Search code examples
javaregexregex-lookarounds

How to split a List of Strings in Java with a regex that uses the last occurrence of given Pattern?


I'm pretty new to the regex world. Given a list of Strings as input, I would like to split them by using a regex of punctuations pattern: "[!.?\n]".

The thing is, I would like to specify that if there are multiple punctuations together like this:

input: "I want it now!!!"

output: "I want it now!!"

input: "Am I ok? Yeah, I'm fine!!!"

output: ["Am I ok", "Yeah, I'm fine!!"]


Solution

  • You can use

    [!.?\n](?![!.?\n])
    

    Here, a !, ., ? or newline are matched only if not followed with any of these chars.

    Or, if the char must be repeated:

    ([!.?\n])(?!\1)
    

    Here, a !, ., ? or newline are matched only if not followed with exactly the same char.

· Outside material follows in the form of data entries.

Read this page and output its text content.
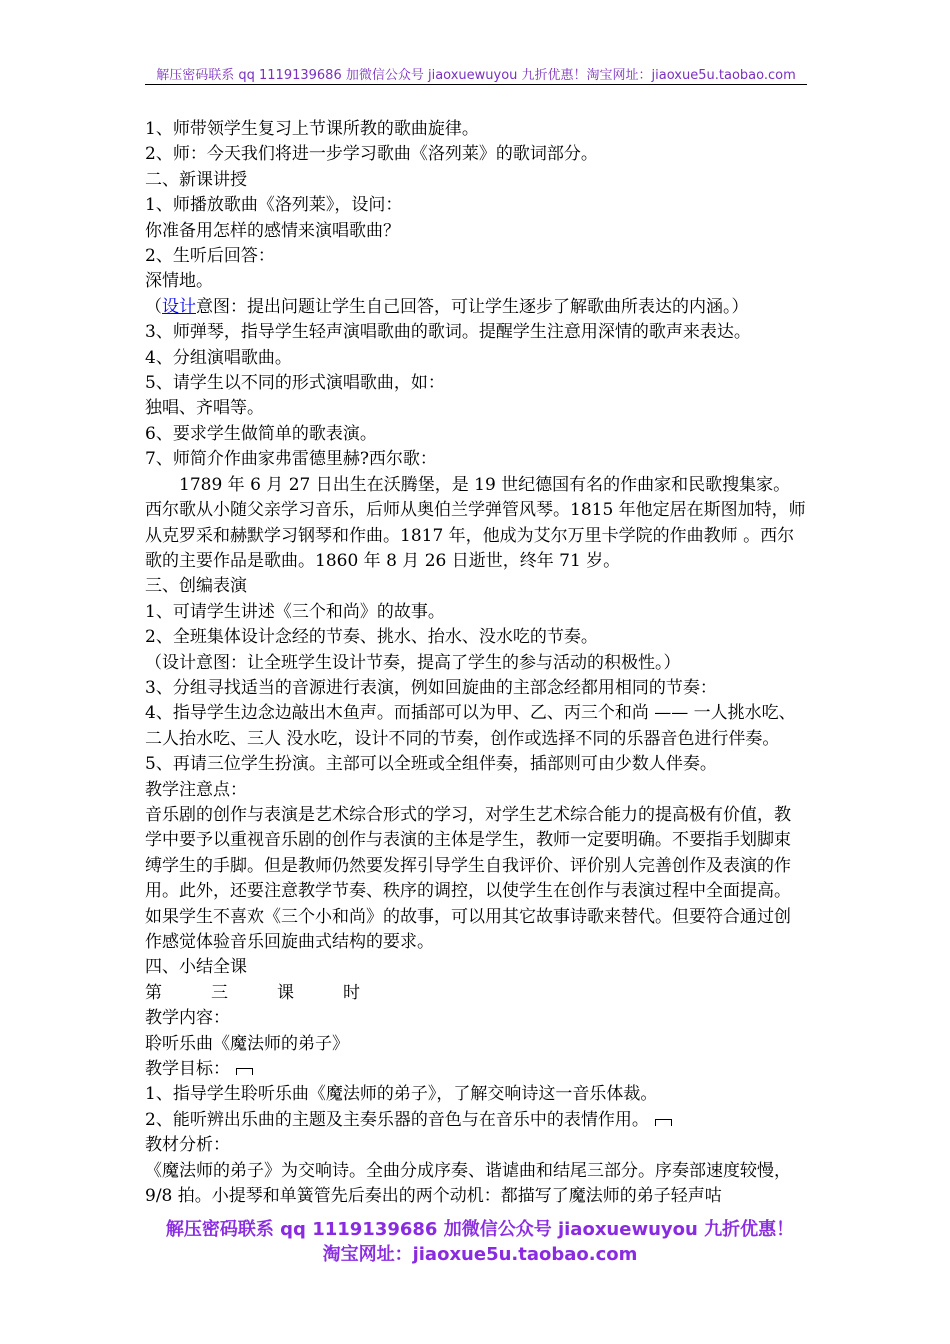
解压密码联系 qq 1119139686 加微信公众号 jiaoxuewuyou 九折优惠！淘宝网址：jiaoxue5u.taobao.com

1、师带领学生复习上节课所教的歌曲旋律。

2、师：今天我们将进一步学习歌曲《洛列莱》的歌词部分。

二、新课讲授

1、师播放歌曲《洛列莱》，设问：

你准备用怎样的感情来演唱歌曲？

2、生听后回答：

深情地。

（设计意图：提出问题让学生自己回答，可让学生逐步了解歌曲所表达的内涵。）

3、师弹琴，指导学生轻声演唱歌曲的歌词。提醒学生注意用深情的歌声来表达。

4、分组演唱歌曲。

5、请学生以不同的形式演唱歌曲，如：

独唱、齐唱等。

6、要求学生做简单的歌表演。

7、师简介作曲家弗雷德里赫?西尔歌：

1789 年 6 月 27 日出生在沃腾堡，是 19 世纪德国有名的作曲家和民歌搜集家。西尔歌从小随父亲学习音乐，后师从奥伯兰学弹管风琴。1815 年他定居在斯图加特，师从克罗采和赫默学习钢琴和作曲。1817 年，他成为艾尔万里卡学院的作曲教师 。西尔歌的主要作品是歌曲。1860 年 8 月 26 日逝世，终年 71 岁。

三、创编表演

1、可请学生讲述《三个和尚》的故事。

2、全班集体设计念经的节奏、挑水、抬水、没水吃的节奏。

（设计意图：让全班学生设计节奏，提高了学生的参与活动的积极性。）

3、分组寻找适当的音源进行表演，例如回旋曲的主部念经都用相同的节奏：

4、指导学生边念边敲出木鱼声。而插部可以为甲、乙、丙三个和尚 —— 一人挑水吃、二人抬水吃、三人 没水吃，设计不同的节奏，创作或选择不同的乐器音色进行伴奏。

5、再请三位学生扮演。主部可以全班或全组伴奏，插部则可由少数人伴奏。

教学注意点：

音乐剧的创作与表演是艺术综合形式的学习，对学生艺术综合能力的提高极有价值，教学中要予以重视音乐剧的创作与表演的主体是学生，教师一定要明确。不要指手划脚束缚学生的手脚。但是教师仍然要发挥引导学生自我评价、评价别人完善创作及表演的作用。此外，还要注意教学节奏、秩序的调控，以使学生在创作与表演过程中全面提高。如果学生不喜欢《三个小和尚》的故事，可以用其它故事诗歌来替代。但要符合通过创作感觉体验音乐回旋曲式结构的要求。

四、小结全课

第	三	课	时

教学内容：

聆听乐曲《魔法师的弟子》

教学目标：

1、指导学生聆听乐曲《魔法师的弟子》，了解交响诗这一音乐体裁。

2、能听辨出乐曲的主题及主奏乐器的音色与在音乐中的表情作用。

教材分析：

《魔法师的弟子》为交响诗。全曲分成序奏、谐谑曲和结尾三部分。序奏部速度较慢，9/8 拍。小提琴和单簧管先后奏出的两个动机：都描写了魔法师的弟子轻声咕

解压密码联系 qq 1119139686 加微信公众号 jiaoxuewuyou 九折优惠！
淘宝网址：jiaoxue5u.taobao.com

    See the regex demo #1 and the regex demo #2.

    See a Java demo:

    String p = "[!.?\n](?![!.?\n])";
    String p2 = "([!.?\n])(?!\\1)";
    String s = "I want it now!!!";
    System.out.println(Arrays.toString(s.split(p)));  // => [I want it now!!]
    System.out.println(Arrays.toString(s.split(p2))); // => [I want it now!!]
    s = "Am I ok? Yeah, I'm fine!!!";
    System.out.println(Arrays.toString(s.split(p)));  // => [Am I ok,  Yeah, I'm fine!!]
    System.out.println(Arrays.toString(s.split(p2))); // => [Am I ok,  Yeah, I'm fine!!]